To a solution of (Z)-5-{[4-[2-(N-methyl-N-(2-pyridyl)amino)ethoxy]benzylidene}-2,4-thiazolidinedione (123 kg) in glacial acetic acid (1232 L) is added 10% palladium on charcoal (Johnson-Matthey type 87 L, 123 kg, catalyst contains ˜50% w/w water and hence the catalyst loading was 50% w/w). The resulting mixture is hydrogenated at 70-80 p.s.i. hydrogen pressure at about 95° C. After the starting material is consumed (15-20 hours), the reaction mixture is cooled to about 65° C. and the catalyst is removed by filtration.

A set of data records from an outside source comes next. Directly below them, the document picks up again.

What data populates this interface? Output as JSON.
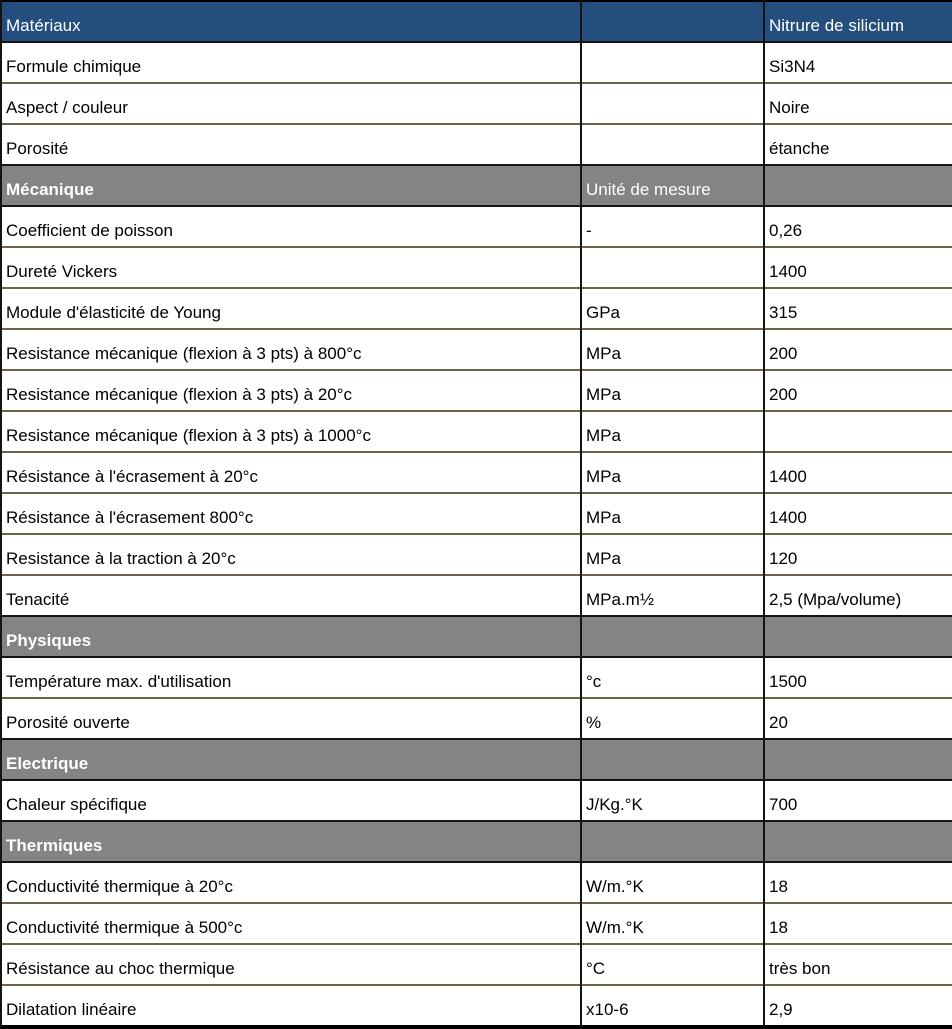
{
  "colors": {
    "header_background": "#234E7D",
    "header_text": "#FFFFFF",
    "section_background": "#848484",
    "section_text": "#FFFFFF",
    "row_background": "#FFFFFF",
    "row_text": "#000000",
    "horizontal_border": "#6B6448",
    "vertical_border": "#141414",
    "outer_border": "#000000"
  },
  "table": {
    "header": {
      "property": "Matériaux",
      "unit": "",
      "value": "Nitrure de silicium"
    },
    "rows": [
      {
        "type": "data",
        "property": "Formule chimique",
        "unit": "",
        "value": "Si3N4"
      },
      {
        "type": "data",
        "property": "Aspect / couleur",
        "unit": "",
        "value": "Noire"
      },
      {
        "type": "data",
        "property": "Porosité",
        "unit": "",
        "value": "étanche"
      },
      {
        "type": "section",
        "property": "Mécanique",
        "unit": "Unité de mesure",
        "value": ""
      },
      {
        "type": "data",
        "property": "Coefficient de poisson",
        "unit": "-",
        "value": "0,26"
      },
      {
        "type": "data",
        "property": "Dureté Vickers",
        "unit": "",
        "value": "1400"
      },
      {
        "type": "data",
        "property": "Module d'élasticité de Young",
        "unit": "GPa",
        "value": "315"
      },
      {
        "type": "data",
        "property": "Resistance mécanique (flexion à 3 pts) à 800°c",
        "unit": "MPa",
        "value": "200"
      },
      {
        "type": "data",
        "property": "Resistance mécanique (flexion à 3 pts) à 20°c",
        "unit": "MPa",
        "value": "200"
      },
      {
        "type": "data",
        "property": "Resistance mécanique (flexion à 3 pts) à 1000°c",
        "unit": "MPa",
        "value": ""
      },
      {
        "type": "data",
        "property": "Résistance à l'écrasement à 20°c",
        "unit": "MPa",
        "value": "1400"
      },
      {
        "type": "data",
        "property": "Résistance à l'écrasement 800°c",
        "unit": "MPa",
        "value": "1400"
      },
      {
        "type": "data",
        "property": "Resistance à la traction à 20°c",
        "unit": "MPa",
        "value": "120"
      },
      {
        "type": "data",
        "property": "Tenacité",
        "unit": "MPa.m½",
        "value": "2,5 (Mpa/volume)"
      },
      {
        "type": "section",
        "property": "Physiques",
        "unit": "",
        "value": ""
      },
      {
        "type": "data",
        "property": "Température max. d'utilisation",
        "unit": "°c",
        "value": "1500"
      },
      {
        "type": "data",
        "property": "Porosité ouverte",
        "unit": "%",
        "value": "20"
      },
      {
        "type": "section",
        "property": "Electrique",
        "unit": "",
        "value": ""
      },
      {
        "type": "data",
        "property": "Chaleur spécifique",
        "unit": "J/Kg.°K",
        "value": "700"
      },
      {
        "type": "section",
        "property": "Thermiques",
        "unit": "",
        "value": ""
      },
      {
        "type": "data",
        "property": "Conductivité thermique à 20°c",
        "unit": "W/m.°K",
        "value": "18"
      },
      {
        "type": "data",
        "property": "Conductivité thermique à 500°c",
        "unit": "W/m.°K",
        "value": "18"
      },
      {
        "type": "data",
        "property": "Résistance au choc thermique",
        "unit": "°C",
        "value": "très bon"
      },
      {
        "type": "data",
        "property": "Dilatation linéaire",
        "unit": "x10-6",
        "value": "2,9"
      }
    ]
  }
}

The resulting solution is concentrated under reduced pressure to low volume and the residue is dissolved in denatured ethanol (500 L) at 60° C. The solution is heated to reflux and then cooled to ambient temperature to effect crystallisation. The product, 5-{[4-[2-(N-methyl-N-(2-pyridyl)amino)ethoxy]benzyl}-2,4-thiazolidinedione, is isolated by filtration, and dried in vacuo at 45° C. Typical yields are 70-80%.

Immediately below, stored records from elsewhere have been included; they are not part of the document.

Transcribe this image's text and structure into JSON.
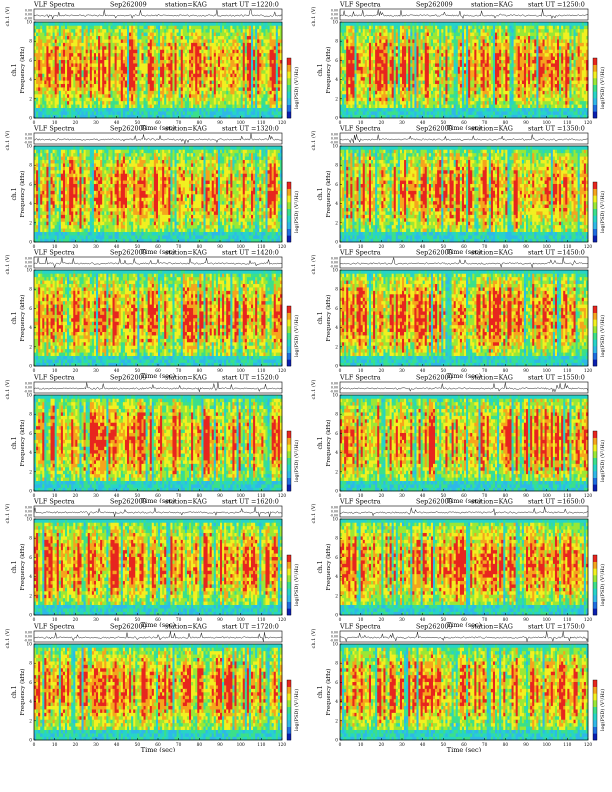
{
  "figure": {
    "header_left": "VLF Spectra",
    "date": "Sep262009",
    "station": "station=KAG",
    "start_prefix": "start UT =",
    "wave_axis_label": "ch.1 (V)",
    "wave_ticks": [
      "0.00",
      "0.00",
      "-0.00"
    ],
    "channel_label": "ch.1",
    "freq_axis_label": "Frequency (kHz)",
    "time_axis_label": "Time (sec)",
    "colorbar_label": "log(PSD) (V²/Hz)"
  },
  "colors": {
    "scale": [
      "#0a1fb0",
      "#1f6de0",
      "#2fb8e8",
      "#27d4c8",
      "#3be08a",
      "#9ae835",
      "#f2f020",
      "#f6a41c",
      "#e8251e"
    ],
    "waveform": "#000000",
    "frame": "#000000"
  },
  "chart_data": [
    {
      "type": "heatmap",
      "start_ut": "1220:0",
      "xlim": [
        0,
        120
      ],
      "ylim": [
        0,
        10
      ],
      "x_ticks": [
        0,
        10,
        20,
        30,
        40,
        50,
        60,
        70,
        80,
        90,
        100,
        110,
        120
      ],
      "y_ticks": [
        0,
        2,
        4,
        6,
        8,
        10
      ],
      "signal_band_khz": [
        1,
        9.5
      ]
    },
    {
      "type": "heatmap",
      "start_ut": "1250:0",
      "xlim": [
        0,
        120
      ],
      "ylim": [
        0,
        10
      ],
      "x_ticks": [
        0,
        10,
        20,
        30,
        40,
        50,
        60,
        70,
        80,
        90,
        100,
        110,
        120
      ],
      "y_ticks": [
        0,
        2,
        4,
        6,
        8,
        10
      ],
      "signal_band_khz": [
        1,
        9.5
      ]
    },
    {
      "type": "heatmap",
      "start_ut": "1320:0",
      "xlim": [
        0,
        120
      ],
      "ylim": [
        0,
        10
      ],
      "x_ticks": [
        0,
        10,
        20,
        30,
        40,
        50,
        60,
        70,
        80,
        90,
        100,
        110,
        120
      ],
      "y_ticks": [
        0,
        2,
        4,
        6,
        8,
        10
      ],
      "signal_band_khz": [
        1,
        9.5
      ]
    },
    {
      "type": "heatmap",
      "start_ut": "1350:0",
      "xlim": [
        0,
        120
      ],
      "ylim": [
        0,
        10
      ],
      "x_ticks": [
        0,
        10,
        20,
        30,
        40,
        50,
        60,
        70,
        80,
        90,
        100,
        110,
        120
      ],
      "y_ticks": [
        0,
        2,
        4,
        6,
        8,
        10
      ],
      "signal_band_khz": [
        1,
        9.5
      ]
    },
    {
      "type": "heatmap",
      "start_ut": "1420:0",
      "xlim": [
        0,
        120
      ],
      "ylim": [
        0,
        10
      ],
      "x_ticks": [
        0,
        10,
        20,
        30,
        40,
        50,
        60,
        70,
        80,
        90,
        100,
        110,
        120
      ],
      "y_ticks": [
        0,
        2,
        4,
        6,
        8,
        10
      ],
      "signal_band_khz": [
        1,
        9.5
      ]
    },
    {
      "type": "heatmap",
      "start_ut": "1450:0",
      "xlim": [
        0,
        120
      ],
      "ylim": [
        0,
        10
      ],
      "x_ticks": [
        0,
        10,
        20,
        30,
        40,
        50,
        60,
        70,
        80,
        90,
        100,
        110,
        120
      ],
      "y_ticks": [
        0,
        2,
        4,
        6,
        8,
        10
      ],
      "signal_band_khz": [
        1,
        9.5
      ]
    },
    {
      "type": "heatmap",
      "start_ut": "1520:0",
      "xlim": [
        0,
        120
      ],
      "ylim": [
        0,
        10
      ],
      "x_ticks": [
        0,
        10,
        20,
        30,
        40,
        50,
        60,
        70,
        80,
        90,
        100,
        110,
        120
      ],
      "y_ticks": [
        0,
        2,
        4,
        6,
        8,
        10
      ],
      "signal_band_khz": [
        1,
        9.5
      ]
    },
    {
      "type": "heatmap",
      "start_ut": "1550:0",
      "xlim": [
        0,
        120
      ],
      "ylim": [
        0,
        10
      ],
      "x_ticks": [
        0,
        10,
        20,
        30,
        40,
        50,
        60,
        70,
        80,
        90,
        100,
        110,
        120
      ],
      "y_ticks": [
        0,
        2,
        4,
        6,
        8,
        10
      ],
      "signal_band_khz": [
        1,
        9.5
      ]
    },
    {
      "type": "heatmap",
      "start_ut": "1620:0",
      "xlim": [
        0,
        120
      ],
      "ylim": [
        0,
        10
      ],
      "x_ticks": [
        0,
        10,
        20,
        30,
        40,
        50,
        60,
        70,
        80,
        90,
        100,
        110,
        120
      ],
      "y_ticks": [
        0,
        2,
        4,
        6,
        8,
        10
      ],
      "signal_band_khz": [
        1,
        9.5
      ]
    },
    {
      "type": "heatmap",
      "start_ut": "1650:0",
      "xlim": [
        0,
        120
      ],
      "ylim": [
        0,
        10
      ],
      "x_ticks": [
        0,
        10,
        20,
        30,
        40,
        50,
        60,
        70,
        80,
        90,
        100,
        110,
        120
      ],
      "y_ticks": [
        0,
        2,
        4,
        6,
        8,
        10
      ],
      "signal_band_khz": [
        1,
        9.5
      ]
    },
    {
      "type": "heatmap",
      "start_ut": "1720:0",
      "xlim": [
        0,
        120
      ],
      "ylim": [
        0,
        10
      ],
      "x_ticks": [
        0,
        10,
        20,
        30,
        40,
        50,
        60,
        70,
        80,
        90,
        100,
        110,
        120
      ],
      "y_ticks": [
        0,
        2,
        4,
        6,
        8,
        10
      ],
      "signal_band_khz": [
        1,
        9.5
      ]
    },
    {
      "type": "heatmap",
      "start_ut": "1750:0",
      "xlim": [
        0,
        120
      ],
      "ylim": [
        0,
        10
      ],
      "x_ticks": [
        0,
        10,
        20,
        30,
        40,
        50,
        60,
        70,
        80,
        90,
        100,
        110,
        120
      ],
      "y_ticks": [
        0,
        2,
        4,
        6,
        8,
        10
      ],
      "signal_band_khz": [
        1,
        9.5
      ]
    }
  ]
}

Effect of Change of Reaction Pressure

The above reaction can be performed over a range of pressures resulting in a significant reduction in reaction time and catalyst loading, as shown below.

Reaction
number	Conditions	Reaction Time (hours.)
1	(75 psi, 100% catalyst)	15-20
2	1000 psi, 100% catalyst	<2
3	1000 psi, 50% catalyst	7
4	500 psi, 100% catalyst	4
5	500 psi, 50% catalyst	ca.12

Claims

1. A process for preparing a compound selected from 5-{4-[2-(N-methyl-N-(2-pyridyl)amino)ethoxy]benzyl}-2,4-thiazolidinedione, or a tautomeric form thereof, or a pharmaceutical acceptable salt thereof or a hydrate thereof, comprising catalytically reducing 5-{4-[2-(N-methyl-N-(2-pyridyl)amino)ethoxy]benzylidene}-2,4-thiazolidinedione, or a tautomeric form thereof, or a salt thereof, or a hydrate thereof, at a temperature above 70° C. using a hydrogen pressure above 20 psi, andthereafter optionally forming a pharmaceutically acceptable salt or a hydrate of 5-{4-[2-(N-methyl-N-(2-pyridyl)amino)ethoxy]benzyl}-2,4-thiazolidinedione, or a tautomeric form thereof.

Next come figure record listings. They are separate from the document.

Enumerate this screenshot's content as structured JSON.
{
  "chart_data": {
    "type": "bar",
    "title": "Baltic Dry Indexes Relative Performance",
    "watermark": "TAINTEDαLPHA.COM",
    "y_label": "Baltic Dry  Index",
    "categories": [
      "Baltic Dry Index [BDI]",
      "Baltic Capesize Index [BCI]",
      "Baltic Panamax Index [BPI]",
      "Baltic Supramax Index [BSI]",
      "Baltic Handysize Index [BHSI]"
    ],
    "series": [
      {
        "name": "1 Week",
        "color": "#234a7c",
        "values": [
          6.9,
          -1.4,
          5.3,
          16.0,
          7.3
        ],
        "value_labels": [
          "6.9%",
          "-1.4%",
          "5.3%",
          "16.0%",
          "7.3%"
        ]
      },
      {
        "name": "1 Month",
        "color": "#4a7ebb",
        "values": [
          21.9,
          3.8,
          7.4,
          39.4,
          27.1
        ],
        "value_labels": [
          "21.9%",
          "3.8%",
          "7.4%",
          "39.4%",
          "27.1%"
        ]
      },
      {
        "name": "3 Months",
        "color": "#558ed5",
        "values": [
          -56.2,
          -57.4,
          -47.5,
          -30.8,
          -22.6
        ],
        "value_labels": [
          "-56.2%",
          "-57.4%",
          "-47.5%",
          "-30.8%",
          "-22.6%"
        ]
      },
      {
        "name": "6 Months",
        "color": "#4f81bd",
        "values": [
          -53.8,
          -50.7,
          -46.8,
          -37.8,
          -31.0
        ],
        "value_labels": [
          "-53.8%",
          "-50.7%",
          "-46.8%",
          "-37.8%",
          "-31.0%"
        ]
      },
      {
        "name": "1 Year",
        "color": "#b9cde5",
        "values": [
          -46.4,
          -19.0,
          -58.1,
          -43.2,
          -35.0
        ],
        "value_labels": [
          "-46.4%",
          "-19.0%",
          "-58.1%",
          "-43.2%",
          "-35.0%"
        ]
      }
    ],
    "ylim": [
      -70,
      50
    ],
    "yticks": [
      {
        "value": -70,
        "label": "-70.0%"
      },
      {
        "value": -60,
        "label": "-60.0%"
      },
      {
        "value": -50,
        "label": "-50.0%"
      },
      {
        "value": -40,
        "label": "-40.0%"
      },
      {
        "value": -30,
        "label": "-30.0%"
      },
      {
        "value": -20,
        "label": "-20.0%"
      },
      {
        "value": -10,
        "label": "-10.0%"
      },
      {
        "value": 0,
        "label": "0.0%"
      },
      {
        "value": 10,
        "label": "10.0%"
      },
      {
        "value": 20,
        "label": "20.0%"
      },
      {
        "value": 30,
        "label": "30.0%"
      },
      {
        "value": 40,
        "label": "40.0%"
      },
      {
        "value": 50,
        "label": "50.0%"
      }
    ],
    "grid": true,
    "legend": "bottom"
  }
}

2. The process according to claim 1, wherein the hydrogen pressure is in the range of from 50 to 1500 psi.

3. The process according to claim 1, wherein the hydrogen pressure is in the range of from 70 to 1000 psi.

4. The process according to claim 1, wherein the hydrogen pressure is in the range of from 70 to 80 psi.

5. The process according to claim 1, wherein the catalyst is a palladium catalyst.

6. The process according to claim 5, wherein the catalyst comprises a palladium-on-carbon catalyst.

7. The process according to claim 5, wherein the catalyst comprises a 5-10% palladium-on-carbon catalyst.

8. The process according to claim 5, wherein the catalyst loading is 10 to 50 wt/wt %.

9. The process according to claim 5, wherein the catalyst loading is 25 to 50 wt/wt %.

10. The process according to claim 1, wherein the reduction is conducted at a temperature in the range of from 800 to 115° C.

11. The process according to claim 1, wherein 5-{4-[2-(N-methyl-N-(2-pyridyl)amino)ethoxy]benzylidene}-2,4-thiazolidinedione, or a tautomeric form thereof is catalytically reduced.

12. The process according to claim 1, wherein a salt of 5-{4-[2-(N-methyl-N-(2-pyridyl)amino)ethoxy]benzylidene}-2,4-thiazolidinedione, or a tautomeric form thereof is catalytically reduced.

13. The process according to claim 12, wherein a mineral acid salt of 5-{4-[2-(N-methyl-N-(2-pyridyl)amino)ethoxy]benzylidene}-2,4-thiazolidinedione, or a tautomeric form thereof is catalytically reduced.

14. The process according to claim 13, wherein the mineral acid is hydrobromic acid, hydrochloric acid, or sulphuric acid.

15. The process according to claim 12, wherein an organic acid salt of 5-{4-[2-(N-methyl-N-(2-pyridyl)amino)ethoxy]benzylidene}-2,4-thiazolidinedione, or a tautomeric form thereof is catalytically reduced.

16. The process according to claim 15, wherein the organic acid is methanesulphonic acid or tartaric acid.